Maybe he needs some professional help.
Please encourage him to talk to a professional. Try not to enable him and say that its because of his childhood. He's a grown man and needs to be held acountable for what he does to himself and those around him. Treat the drug problem and then maybe he won't act eratically. Just my couple of cents. Please don't take this personally, I have been though a lot myself...
He is the only one who can help himself. Nothing else matters. If he's not "at bottom" things WON'T chang. Until then, perhaps she should give him a good scare NOT tolerate that behavior.
You are all right. Unfortunately I have no say or control. He's very much the type that will agree with everything you say, if only to shut you up, and then go on and do his own thing anyway.
It is a difficult situation to say the least.

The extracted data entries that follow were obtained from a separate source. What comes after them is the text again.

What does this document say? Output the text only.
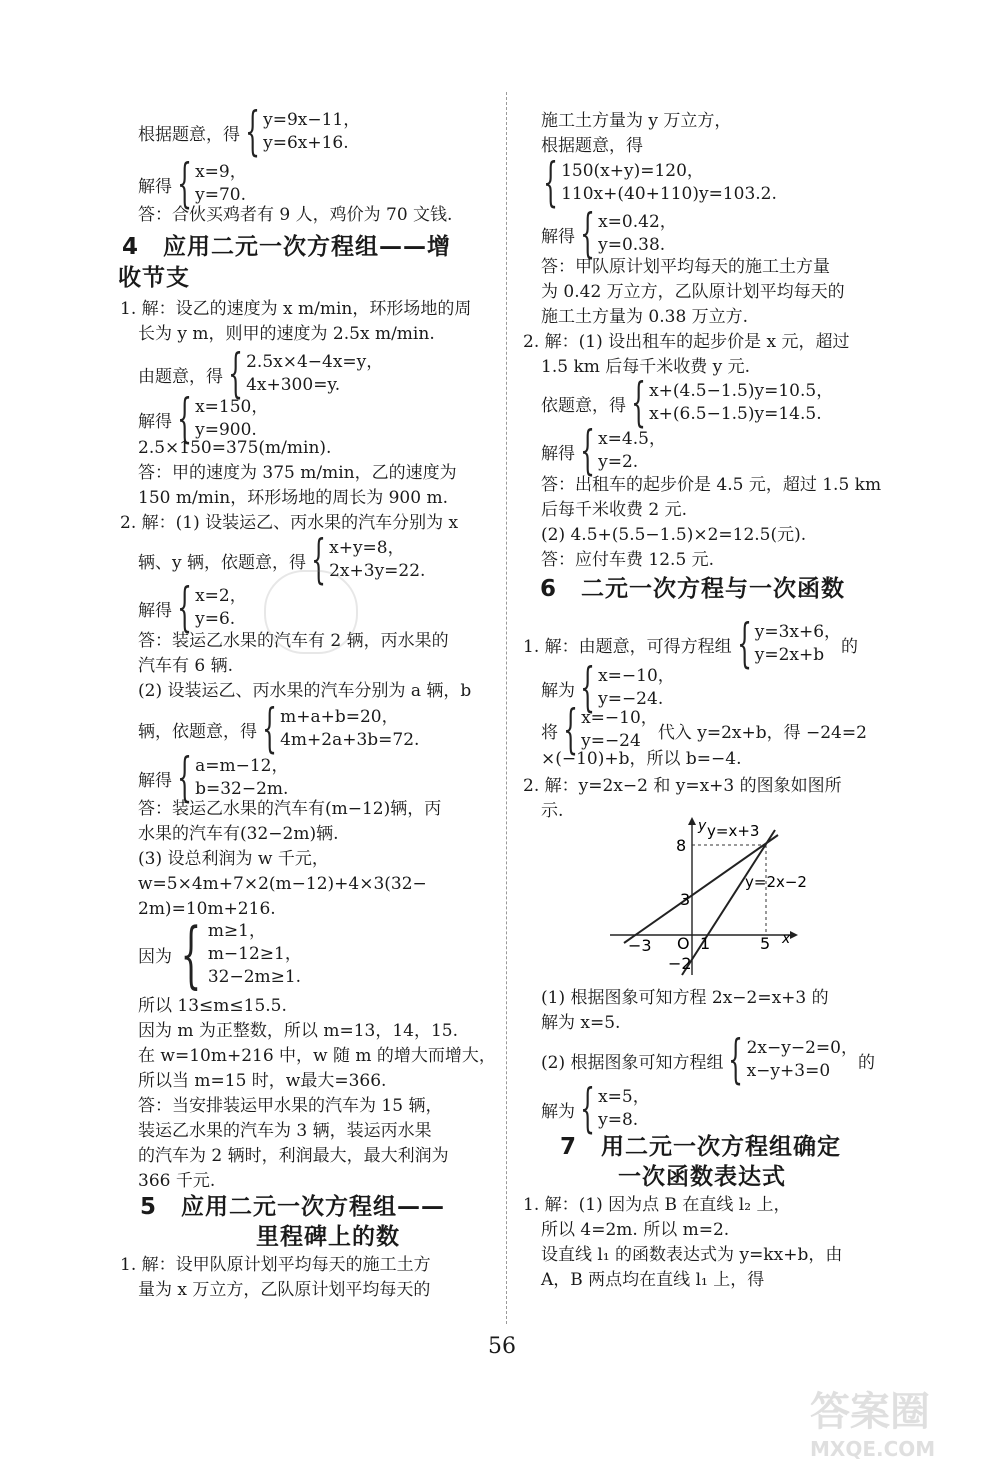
根据题意，得 { y=9x−11，
y=6x+16.
解得 { x=9，
y=70.
答：合伙买鸡者有 9 人，鸡价为 70 文钱.
4　应用二元一次方程组——增
收节支
1. 解：设乙的速度为 x m/min，环形场地的周
长为 y m，则甲的速度为 2.5x m/min.
由题意，得 { 2.5x×4−4x=y，
4x+300=y.
解得 { x=150，
y=900.
2.5×150=375(m/min).
答：甲的速度为 375 m/min，乙的速度为
150 m/min，环形场地的周长为 900 m.
2. 解：(1) 设装运乙、丙水果的汽车分别为 x
辆、y 辆，依题意，得 { x+y=8，
2x+3y=22.
解得 { x=2，
y=6.
答：装运乙水果的汽车有 2 辆，丙水果的
汽车有 6 辆.
(2) 设装运乙、丙水果的汽车分别为 a 辆，b
辆，依题意，得 { m+a+b=20，
4m+2a+3b=72.
解得 { a=m−12，
b=32−2m.
答：装运乙水果的汽车有(m−12)辆，丙
水果的汽车有(32−2m)辆.
(3) 设总利润为 w 千元，
w=5×4m+7×2(m−12)+4×3(32−
2m)=10m+216.
因为 { m≥1，
m−12≥1，
32−2m≥1.
所以 13≤m≤15.5.
因为 m 为正整数，所以 m=13，14，15.
在 w=10m+216 中，w 随 m 的增大而增大，
所以当 m=15 时，w最大=366.
答：当安排装运甲水果的汽车为 15 辆，
装运乙水果的汽车为 3 辆，装运丙水果
的汽车为 2 辆时，利润最大，最大利润为
366 千元.
5　应用二元一次方程组——
里程碑上的数
1. 解：设甲队原计划平均每天的施工土方
量为 x 万立方，乙队原计划平均每天的
施工土方量为 y 万立方，
根据题意，得
{ 150(x+y)=120，
110x+(40+110)y=103.2.
解得 { x=0.42，
y=0.38.
答：甲队原计划平均每天的施工土方量
为 0.42 万立方，乙队原计划平均每天的
施工土方量为 0.38 万立方.
2. 解：(1) 设出租车的起步价是 x 元，超过
1.5 km 后每千米收费 y 元.
依题意，得 { x+(4.5−1.5)y=10.5，
x+(6.5−1.5)y=14.5.
解得 { x=4.5，
y=2.
答：出租车的起步价是 4.5 元，超过 1.5 km
后每千米收费 2 元.
(2) 4.5+(5.5−1.5)×2=12.5(元).
答：应付车费 12.5 元.
6　二元一次方程与一次函数
1. 解：由题意，可得方程组 { y=3x+6，
y=2x+b 的
解为 { x=−10，
y=−24.
将 { x=−10，
y=−24 代入 y=2x+b，得 −24=2
×(−10)+b，所以 b=−4.
2. 解：y=2x−2 和 y=x+3 的图象如图所
示.
y y=x+3
y=2x−2
x
8
3
−3 O 1	5
−2
(1) 根据图象可知方程 2x−2=x+3 的
解为 x=5.
(2) 根据图象可知方程组 { 2x−y−2=0，
x−y+3=0	的
解为 { x=5，
y=8.
7　用二元一次方程组确定
一次函数表达式
1. 解：(1) 因为点 B 在直线 l₂ 上，
所以 4=2m. 所以 m=2.
设直线 l₁ 的函数表达式为 y=kx+b，由
A，B 两点均在直线 l₁ 上，得
56
答案圈
MXQE.COM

Sorry to say this but your daughter needs to be thinking of options for herself and her baby.
I hope she has a support system very close by because she really needs it, through no fault of her own. It sounds as if she has worked unbelievably hard to make a good life for herself and her family and at some point, she will have to accept that he is incapable of being an active part of it.
Nearly everyone has childhood trauma of one kind of another. It is no excuse to resist growing up, and he simply does not have the right to destroy your daughter's life and their child's in the process.
I'm so sorry that you and your daughter are in this very sad situation, and wish all of you the best of luck. I hope the young man will get some counseling, but he sounds like the type who won't.